It may seem strange that one of my most clear memories from the last year is after a night of drinking. I was with two friends after what was one of the biggest let downs ever (Okay, that might be an exaggeration, but that’s not the point.) We were sitting in the car and one of them looked over and asked me what I wanted to do with my life. I didn’t have an answer – I think I was afraid to give any kind of an answer.
I avoided answering that question for as long as I could, but it kept coming back up. Finally, when I said that I wanted my writing to go somewhere, to mean something, to make a difference, that I wanted to do something to help people – these friends didn’t laugh. They didn’t make fun of these aspirations. They actually encouraged and supported me in them.
I haven’t had something like that in a friend before. I haven’t had a friend that I’ve felt genuine support from or genuine compassion from. I haven’t had people enter my life before that I felt were authentic with me. My guard has always been up and I’ve always been afraid. Before that night, I was a little afraid. I was a little worried about everything and my guard was slightly up.
We talked a lot and I realized that with these people I could be my most authentic self. I didn’t have to hide anything, I didn’t have to fake my way through an awkward conversation or five just to fit in. I didn’t feel that I needed to be someone else in order to get them to care. I felt the care simply from the fact that they took their time to listen to me. They took their time to build me up and make me feel like I was worth something.

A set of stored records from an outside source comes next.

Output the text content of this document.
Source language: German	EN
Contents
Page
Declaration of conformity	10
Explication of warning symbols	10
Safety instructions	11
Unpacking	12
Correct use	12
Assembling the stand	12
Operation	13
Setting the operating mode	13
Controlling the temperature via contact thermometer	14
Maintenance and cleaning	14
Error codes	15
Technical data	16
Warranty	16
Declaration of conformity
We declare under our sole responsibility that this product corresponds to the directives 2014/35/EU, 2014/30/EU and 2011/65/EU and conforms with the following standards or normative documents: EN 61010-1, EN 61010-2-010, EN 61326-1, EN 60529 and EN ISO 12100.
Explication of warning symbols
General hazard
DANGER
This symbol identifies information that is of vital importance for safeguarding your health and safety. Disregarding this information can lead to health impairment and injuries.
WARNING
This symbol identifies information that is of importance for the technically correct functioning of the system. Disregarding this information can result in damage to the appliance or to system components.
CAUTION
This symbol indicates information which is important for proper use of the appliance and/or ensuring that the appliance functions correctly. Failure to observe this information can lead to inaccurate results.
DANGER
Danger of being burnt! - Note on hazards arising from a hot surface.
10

By the end of that conversation, I felt that I was worth something. That’s not a normal feeling for me. It’s not something that I feel on a regular basis. I bow down to others and put them on a pedestal but with these friends, I felt like an equal. I think at that moment I realized that I was worthy. I was worth having genuine friends. I was worth having people that genuinely cared about me- that could see something past the damage, past the trainwreck that I feel that I’ve become.

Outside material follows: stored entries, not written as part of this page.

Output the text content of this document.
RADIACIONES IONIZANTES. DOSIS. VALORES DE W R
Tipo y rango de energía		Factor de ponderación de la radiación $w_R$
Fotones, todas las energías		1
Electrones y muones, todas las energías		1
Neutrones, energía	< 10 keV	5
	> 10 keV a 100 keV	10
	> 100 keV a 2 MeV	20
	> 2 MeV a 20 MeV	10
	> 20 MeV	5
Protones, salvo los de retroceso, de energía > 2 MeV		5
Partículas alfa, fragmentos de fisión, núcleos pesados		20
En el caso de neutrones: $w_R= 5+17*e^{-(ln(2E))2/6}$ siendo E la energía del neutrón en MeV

These people made me feel like I was something important, that I could be something important. I’ve written about having real friendships before and I found them to be a struggle. I didn’t know what else there was to do. I saw everything through rose-colored lenses. I’ve always had a struggle of trying to see the good in people, and trying to pick people up off the ground and build them back up to where they can feel safe and happy – it always comes back to bite me.
I feel that in that moment though, I realized that I had true friends. I had people that genuinely cared for me and my well being. They weren’t asking the question in a berating way, it was as if they were asking it in a way to see if they could help me get there. I remember that night that I put my guard up to try to shut them down – I was afraid because I’d never felt someone care that way before. I was also afraid because any time I start to think that it’s safe, it’s ripped away from me.

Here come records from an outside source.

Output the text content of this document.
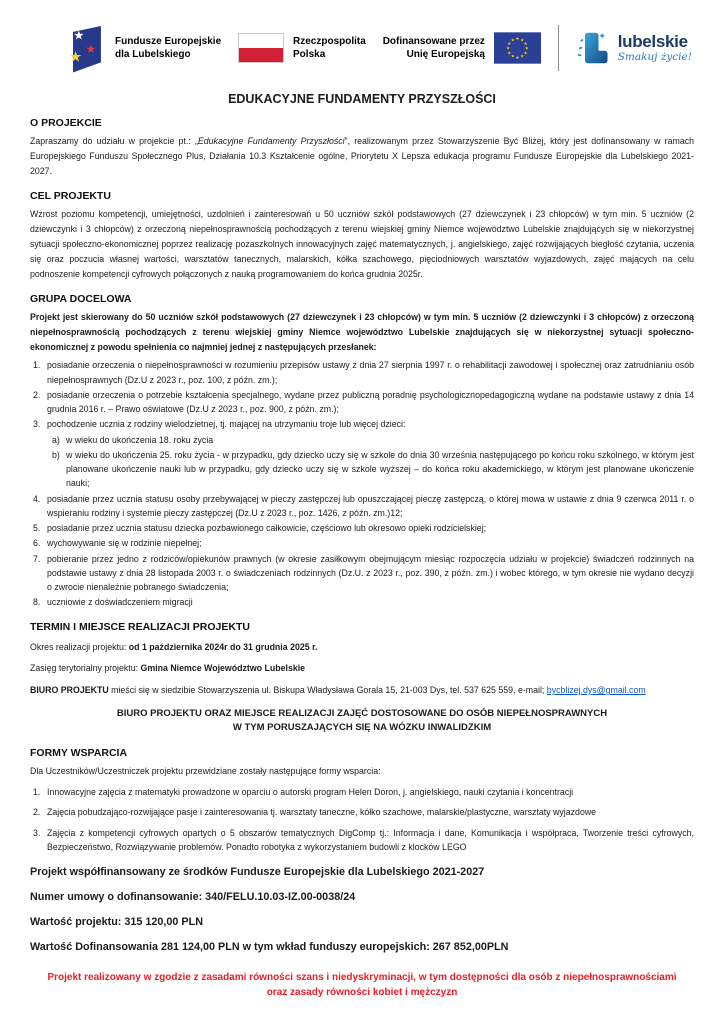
★
★
★
Fundusze Europejskie
dla Lubelskiego
Rzeczpospolita
Polska
Dofinansowane przez
Unię Europejską
★ ★
★
★
★
★
★
★
★
★
★
★	✦ lubelskie
Smakuj życie!
EDUKACYJNE FUNDAMENTY PRZYSZŁOŚCI
O PROJEKCIE

Zapraszamy do udziału w projekcie pt.: „Edukacyjne Fundamenty Przyszłości”, realizowanym przez Stowarzyszenie Być Bliżej, który jest dofinansowany w ramach Europejskiego Funduszu Społecznego Plus, Działania 10.3 Kształcenie ogólne, Priorytetu X Lepsza edukacja programu Fundusze Europejskie dla Lubelskiego 2021-2027.

CEL PROJEKTU

Wzrost poziomu kompetencji, umiejętności, uzdolnień i zainteresowań u 50 uczniów szkół podstawowych (27 dziewczynek i 23 chłopców) w tym min. 5 uczniów (2 dziewczynki i 3 chłopców) z orzeczoną niepełnosprawnością pochodzących z terenu wiejskiej gminy Niemce województwo Lubelskie znajdujących się w niekorzystnej sytuacji społeczno-ekonomicznej poprzez realizację pozaszkolnych innowacyjnych zajęć matematycznych, j. angielskiego, zajęć rozwijających biegłość czytania, uczenia się oraz poczucia własnej wartości, warsztatów tanecznych, malarskich, kółka szachowego, pięciodniowych warsztatów wyjazdowych, zajęć mających na celu podnoszenie kompetencji cyfrowych połączonych z nauką programowaniem do końca grudnia 2025r.

GRUPA DOCELOWA

Projekt jest skierowany do 50 uczniów szkół podstawowych (27 dziewczynek i 23 chłopców) w tym min. 5 uczniów (2 dziewczynki i 3 chłopców) z orzeczoną niepełnosprawnością pochodzących z terenu wiejskiej gminy Niemce województwo Lubelskie znajdujących się w niekorzystnej sytuacji społeczno-ekonomicznej z powodu spełnienia co najmniej jednej z następujących przesłanek:

1. posiadanie orzeczenia o niepełnosprawności w rozumieniu przepisów ustawy z dnia 27 sierpnia 1997 r. o rehabilitacji zawodowej i społecznej oraz zatrudnianiu osób niepełnosprawnych (Dz.U z 2023 r., poz. 100, z późn. zm.);
2. posiadanie orzeczenia o potrzebie kształcenia specjalnego, wydane przez publiczną poradnię psychologicznopedagogiczną wydane na podstawie ustawy z dnia 14 grudnia 2016 r. – Prawo oświatowe (Dz.U z 2023 r., poz. 900, z późn. zm.);
3. pochodzenie ucznia z rodziny wielodzietnej, tj. mającej na utrzymaniu troje lub więcej dzieci:
a) w wieku do ukończenia 18. roku życia
b) w wieku do ukończenia 25. roku życia - w przypadku, gdy dziecko uczy się w szkole do dnia 30 września następującego po końcu roku szkolnego, w którym jest planowane ukończenie nauki lub w przypadku, gdy dziecko uczy się w szkole wyższej – do końca roku akademickiego, w którym jest planowane ukończenie nauki;
4. posiadanie przez ucznia statusu osoby przebywającej w pieczy zastępczej lub opuszczającej pieczę zastępczą, o której mowa w ustawie z dnia 9 czerwca 2011 r. o wspieraniu rodziny i systemie pieczy zastępczej (Dz.U z 2023 r., poz. 1426, z późn. zm.)12;
5. posiadanie przez ucznia statusu dziecka pozbawionego całkowicie, częściowo lub okresowo opieki rodzicielskiej;
6. wychowywanie się w rodzinie niepełnej;
7. pobieranie przez jedno z rodziców/opiekunów prawnych (w okresie zasiłkowym obejmującym miesiąc rozpoczęcia udziału w projekcie) świadczeń rodzinnych na podstawie ustawy z dnia 28 listopada 2003 r. o świadczeniach rodzinnych (Dz.U. z 2023 r., poz. 390, z późn. zm.) i wobec którego, w tym okresie nie wydano decyzji o zwrocie nienależnie pobranego świadczenia;
8. uczniowie z doświadczeniem migracji
TERMIN I MIEJSCE REALIZACJI PROJEKTU

Okres realizacji projektu: od 1 października 2024r do 31 grudnia 2025 r.

Zasięg terytorialny projektu: Gmina Niemce Województwo Lubelskie

BIURO PROJEKTU mieści się w siedzibie Stowarzyszenia ul. Biskupa Władysława Gorala 15, 21-003 Dys, tel. 537 625 559, e-mail; bycblizej.dys@gmail.com

BIURO PROJEKTU ORAZ MIEJSCE REALIZACJI ZAJĘĆ DOSTOSOWANE DO OSÓB NIEPEŁNOSPRAWNYCH
W TYM PORUSZAJĄCYCH SIĘ NA WÓZKU INWALIDZKIM
FORMY WSPARCIA

Dla Uczestników/Uczestniczek projektu przewidziane zostały następujące formy wsparcia:

1. Innowacyjne zajęcia z matematyki prowadzone w oparciu o autorski program Helen Doron, j. angielskiego, nauki czytania i koncentracji
2. Zajęcia pobudzająco-rozwijające pasje i zainteresowania tj. warsztaty taneczne, kółko szachowe, malarskie/plastyczne, warsztaty wyjazdowe
3. Zajęcia z kompetencji cyfrowych opartych o 5 obszarów tematycznych DigComp tj.: Informacja i dane, Komunikacja i współpraca, Tworzenie treści cyfrowych, Bezpieczeństwo, Rozwiązywanie problemów. Ponadto robotyka z wykorzystaniem budowli z klocków LEGO

Projekt współfinansowany ze środków Fundusze Europejskie dla Lubelskiego 2021-2027

Numer umowy o dofinansowanie: 340/FELU.10.03-IZ.00-0038/24

Wartość projektu: 315 120,00 PLN

Wartość Dofinansowania 281 124,00 PLN w tym wkład funduszy europejskich: 267 852,00PLN

Projekt realizowany w zgodzie z zasadami równości szans i niedyskryminacji, w tym dostępności dla osób z niepełnosprawnościami oraz zasady równości kobiet i mężczyzn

I don’t feel that way with these friends. I feel almost as if just by asking that question, by a few texts that are thrown out on random days and just overall being there when I need someone, they’ve shown that I’m worthy. These people are easily some of the most talented, kind hearted, interesting, funny, and compassionate people that I’ve ever met, and I know that I’m lucky to know them. I can say that losing friends is what taught me to appreciate friendships, but in reality, it’s friends like them that have caused me to know, love, and appreciate what a real friendship is.